5. Les conséquences ne seront appliquées qu’à la demande du demandeur conformément à l’article l’article 8 alinéas 7 et 8 de l’annexe 2 et l’article 25 du Règlement du Statut et du

Transfert des Joueurs.

6. La présente décision est rendue sans coûts.

Pour le Tribunal du Football: Emilio García Silvero

Chief Legal & Compliance Officer NOTE CONCERNANT LA PROCEDURE D’APPEL: Conformément à l’article 57 alinéa 1 des Statuts de la FIFA, cette décision est susceptible d’un appel au Tribunal Arbitral du Sport (TAS). L’appel devra être interjeté dans un délai de 21 jours à compter de la notification de la présente décision.

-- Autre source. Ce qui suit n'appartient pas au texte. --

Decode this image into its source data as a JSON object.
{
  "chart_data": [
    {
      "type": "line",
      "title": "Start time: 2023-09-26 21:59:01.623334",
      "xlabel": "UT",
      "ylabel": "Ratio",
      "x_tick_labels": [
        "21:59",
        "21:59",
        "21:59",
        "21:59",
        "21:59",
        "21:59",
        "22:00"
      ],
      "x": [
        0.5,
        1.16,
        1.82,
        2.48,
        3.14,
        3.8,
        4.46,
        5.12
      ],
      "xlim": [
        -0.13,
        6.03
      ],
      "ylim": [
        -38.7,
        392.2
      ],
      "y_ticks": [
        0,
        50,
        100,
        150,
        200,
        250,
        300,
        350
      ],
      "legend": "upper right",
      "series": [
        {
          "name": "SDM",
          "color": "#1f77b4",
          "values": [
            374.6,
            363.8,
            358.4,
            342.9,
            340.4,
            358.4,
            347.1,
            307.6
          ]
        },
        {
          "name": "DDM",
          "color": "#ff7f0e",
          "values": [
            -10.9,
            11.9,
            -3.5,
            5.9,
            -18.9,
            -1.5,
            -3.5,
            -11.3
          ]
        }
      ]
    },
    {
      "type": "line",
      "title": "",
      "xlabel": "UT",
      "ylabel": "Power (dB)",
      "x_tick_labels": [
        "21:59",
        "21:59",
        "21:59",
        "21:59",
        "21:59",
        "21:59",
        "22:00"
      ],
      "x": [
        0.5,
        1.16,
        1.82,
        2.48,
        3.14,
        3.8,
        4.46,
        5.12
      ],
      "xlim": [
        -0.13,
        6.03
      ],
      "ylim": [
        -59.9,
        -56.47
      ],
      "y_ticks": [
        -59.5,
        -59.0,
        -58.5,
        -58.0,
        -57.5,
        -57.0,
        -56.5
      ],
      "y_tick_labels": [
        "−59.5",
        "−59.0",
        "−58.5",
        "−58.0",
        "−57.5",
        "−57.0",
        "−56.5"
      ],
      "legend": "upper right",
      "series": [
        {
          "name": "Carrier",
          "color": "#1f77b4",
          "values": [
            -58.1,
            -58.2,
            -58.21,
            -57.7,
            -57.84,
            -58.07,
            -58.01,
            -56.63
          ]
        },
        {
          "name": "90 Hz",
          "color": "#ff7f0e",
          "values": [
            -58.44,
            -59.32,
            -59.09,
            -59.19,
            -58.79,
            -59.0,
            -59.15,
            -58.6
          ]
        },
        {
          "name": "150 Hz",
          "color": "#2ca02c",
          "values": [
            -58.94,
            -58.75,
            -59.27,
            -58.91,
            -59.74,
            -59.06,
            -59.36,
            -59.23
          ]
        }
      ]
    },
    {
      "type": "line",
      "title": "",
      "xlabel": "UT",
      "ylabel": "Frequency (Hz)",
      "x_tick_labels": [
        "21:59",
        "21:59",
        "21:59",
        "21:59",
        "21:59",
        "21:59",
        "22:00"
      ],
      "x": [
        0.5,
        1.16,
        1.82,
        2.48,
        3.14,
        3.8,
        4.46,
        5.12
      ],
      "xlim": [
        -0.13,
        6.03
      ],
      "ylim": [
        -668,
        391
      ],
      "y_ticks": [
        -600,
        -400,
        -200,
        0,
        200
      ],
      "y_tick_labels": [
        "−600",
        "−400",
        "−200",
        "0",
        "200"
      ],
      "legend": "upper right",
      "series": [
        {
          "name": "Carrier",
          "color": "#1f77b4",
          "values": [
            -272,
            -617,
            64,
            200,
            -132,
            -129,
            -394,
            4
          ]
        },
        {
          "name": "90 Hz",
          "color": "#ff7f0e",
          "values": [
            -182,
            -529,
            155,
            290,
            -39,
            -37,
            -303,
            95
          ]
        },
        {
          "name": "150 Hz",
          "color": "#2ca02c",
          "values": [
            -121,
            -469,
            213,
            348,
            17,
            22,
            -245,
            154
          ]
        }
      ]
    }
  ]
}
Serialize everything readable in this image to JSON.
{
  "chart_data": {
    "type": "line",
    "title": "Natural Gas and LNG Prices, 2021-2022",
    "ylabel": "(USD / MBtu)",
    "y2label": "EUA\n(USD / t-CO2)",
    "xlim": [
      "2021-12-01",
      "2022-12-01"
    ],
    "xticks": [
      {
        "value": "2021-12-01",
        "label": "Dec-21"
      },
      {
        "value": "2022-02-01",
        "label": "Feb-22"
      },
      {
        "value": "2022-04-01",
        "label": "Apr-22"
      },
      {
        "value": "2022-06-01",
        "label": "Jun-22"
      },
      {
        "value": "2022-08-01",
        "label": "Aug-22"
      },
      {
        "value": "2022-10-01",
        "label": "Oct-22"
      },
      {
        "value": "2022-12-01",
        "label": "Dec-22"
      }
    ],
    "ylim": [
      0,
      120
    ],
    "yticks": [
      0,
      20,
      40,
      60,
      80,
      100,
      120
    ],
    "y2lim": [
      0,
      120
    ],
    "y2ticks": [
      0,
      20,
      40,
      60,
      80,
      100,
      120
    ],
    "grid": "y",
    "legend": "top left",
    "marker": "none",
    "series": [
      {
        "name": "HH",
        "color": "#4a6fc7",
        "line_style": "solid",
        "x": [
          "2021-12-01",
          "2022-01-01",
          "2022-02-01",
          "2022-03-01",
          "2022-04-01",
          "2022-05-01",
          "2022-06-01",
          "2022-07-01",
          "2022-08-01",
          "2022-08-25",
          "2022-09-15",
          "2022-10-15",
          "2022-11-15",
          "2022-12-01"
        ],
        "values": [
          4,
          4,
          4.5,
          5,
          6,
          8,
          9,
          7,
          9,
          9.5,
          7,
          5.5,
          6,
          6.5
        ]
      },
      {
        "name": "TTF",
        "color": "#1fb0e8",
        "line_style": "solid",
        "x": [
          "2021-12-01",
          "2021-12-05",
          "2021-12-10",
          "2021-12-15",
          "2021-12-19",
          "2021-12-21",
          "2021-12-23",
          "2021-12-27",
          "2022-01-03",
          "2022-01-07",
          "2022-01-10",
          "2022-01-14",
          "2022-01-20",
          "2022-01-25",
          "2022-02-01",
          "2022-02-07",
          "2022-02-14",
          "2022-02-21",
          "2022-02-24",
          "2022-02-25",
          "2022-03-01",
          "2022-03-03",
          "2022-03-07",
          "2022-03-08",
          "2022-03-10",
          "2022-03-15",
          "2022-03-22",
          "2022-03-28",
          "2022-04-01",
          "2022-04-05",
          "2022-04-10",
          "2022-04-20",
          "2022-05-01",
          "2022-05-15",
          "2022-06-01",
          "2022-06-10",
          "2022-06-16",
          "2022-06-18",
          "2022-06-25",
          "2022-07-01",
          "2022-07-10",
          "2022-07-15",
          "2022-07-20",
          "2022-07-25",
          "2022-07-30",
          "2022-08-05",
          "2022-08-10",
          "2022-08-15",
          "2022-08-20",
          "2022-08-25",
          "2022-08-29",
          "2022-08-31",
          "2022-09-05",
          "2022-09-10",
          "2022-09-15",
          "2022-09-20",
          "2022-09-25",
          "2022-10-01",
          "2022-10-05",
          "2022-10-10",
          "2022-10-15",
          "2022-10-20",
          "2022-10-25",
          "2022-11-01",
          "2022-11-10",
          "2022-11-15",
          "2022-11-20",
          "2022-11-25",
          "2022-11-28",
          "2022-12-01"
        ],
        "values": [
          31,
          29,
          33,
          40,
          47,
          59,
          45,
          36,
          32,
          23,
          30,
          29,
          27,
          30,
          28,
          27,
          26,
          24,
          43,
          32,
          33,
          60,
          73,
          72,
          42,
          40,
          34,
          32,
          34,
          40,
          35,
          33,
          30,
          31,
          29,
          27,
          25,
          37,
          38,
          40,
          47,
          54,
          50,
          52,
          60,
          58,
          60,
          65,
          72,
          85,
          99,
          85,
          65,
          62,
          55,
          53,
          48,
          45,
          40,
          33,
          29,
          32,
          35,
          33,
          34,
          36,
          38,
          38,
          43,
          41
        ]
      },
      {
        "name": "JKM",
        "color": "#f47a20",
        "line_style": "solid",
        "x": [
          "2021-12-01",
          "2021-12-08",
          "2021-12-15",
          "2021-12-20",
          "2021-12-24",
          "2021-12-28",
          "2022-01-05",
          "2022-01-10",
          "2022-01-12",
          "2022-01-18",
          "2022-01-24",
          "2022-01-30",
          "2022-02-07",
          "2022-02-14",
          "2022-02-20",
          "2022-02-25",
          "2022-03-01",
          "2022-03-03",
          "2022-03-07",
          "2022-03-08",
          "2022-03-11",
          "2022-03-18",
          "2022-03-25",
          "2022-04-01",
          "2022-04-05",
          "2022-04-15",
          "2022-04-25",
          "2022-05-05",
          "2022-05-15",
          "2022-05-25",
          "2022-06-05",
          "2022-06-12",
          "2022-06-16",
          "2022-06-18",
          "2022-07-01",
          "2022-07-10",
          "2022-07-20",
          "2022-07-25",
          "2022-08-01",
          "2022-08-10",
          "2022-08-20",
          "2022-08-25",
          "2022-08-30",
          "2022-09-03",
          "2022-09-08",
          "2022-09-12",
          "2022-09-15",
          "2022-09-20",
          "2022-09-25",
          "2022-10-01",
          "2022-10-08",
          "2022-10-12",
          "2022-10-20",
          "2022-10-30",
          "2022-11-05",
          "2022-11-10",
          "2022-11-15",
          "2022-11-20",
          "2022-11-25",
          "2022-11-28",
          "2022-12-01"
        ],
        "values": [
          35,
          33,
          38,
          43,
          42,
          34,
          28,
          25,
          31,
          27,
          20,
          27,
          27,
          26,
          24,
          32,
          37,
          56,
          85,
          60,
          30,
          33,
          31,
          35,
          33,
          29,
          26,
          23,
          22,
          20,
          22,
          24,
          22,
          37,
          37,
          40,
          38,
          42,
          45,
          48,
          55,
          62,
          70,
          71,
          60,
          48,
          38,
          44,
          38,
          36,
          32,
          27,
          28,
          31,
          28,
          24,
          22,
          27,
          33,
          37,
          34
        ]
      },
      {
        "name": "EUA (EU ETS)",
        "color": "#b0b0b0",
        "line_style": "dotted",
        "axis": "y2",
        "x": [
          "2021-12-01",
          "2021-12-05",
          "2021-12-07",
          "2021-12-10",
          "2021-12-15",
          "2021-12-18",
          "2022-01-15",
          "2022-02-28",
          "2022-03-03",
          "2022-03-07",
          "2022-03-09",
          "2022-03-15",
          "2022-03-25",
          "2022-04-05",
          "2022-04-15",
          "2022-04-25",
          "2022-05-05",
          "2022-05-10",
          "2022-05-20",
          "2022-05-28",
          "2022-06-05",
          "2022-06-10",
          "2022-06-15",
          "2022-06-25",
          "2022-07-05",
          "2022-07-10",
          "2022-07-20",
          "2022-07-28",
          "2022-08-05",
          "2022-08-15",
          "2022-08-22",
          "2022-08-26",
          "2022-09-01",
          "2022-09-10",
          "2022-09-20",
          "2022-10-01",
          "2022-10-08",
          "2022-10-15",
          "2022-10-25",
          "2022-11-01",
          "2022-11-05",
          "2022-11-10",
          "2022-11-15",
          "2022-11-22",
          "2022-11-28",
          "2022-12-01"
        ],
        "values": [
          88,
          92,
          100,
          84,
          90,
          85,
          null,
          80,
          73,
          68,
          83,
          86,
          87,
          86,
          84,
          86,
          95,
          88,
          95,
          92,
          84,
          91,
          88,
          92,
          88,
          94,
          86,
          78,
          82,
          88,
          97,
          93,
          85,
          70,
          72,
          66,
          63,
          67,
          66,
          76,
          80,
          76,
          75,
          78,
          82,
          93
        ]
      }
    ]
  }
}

NOTE RELATIVE A LA PUBLICATION:

L'administration de la FIFA peut publier la présente décision. Pour des raisons de confidentialité, la FIFA peut décider, à la demande d'une partie dans les cinq jours suivant la notification de la décision motivée, de publier une version anonymisée ou une version expurgée (cf. article 17 des Règles de Procédure du Tribunal du Football).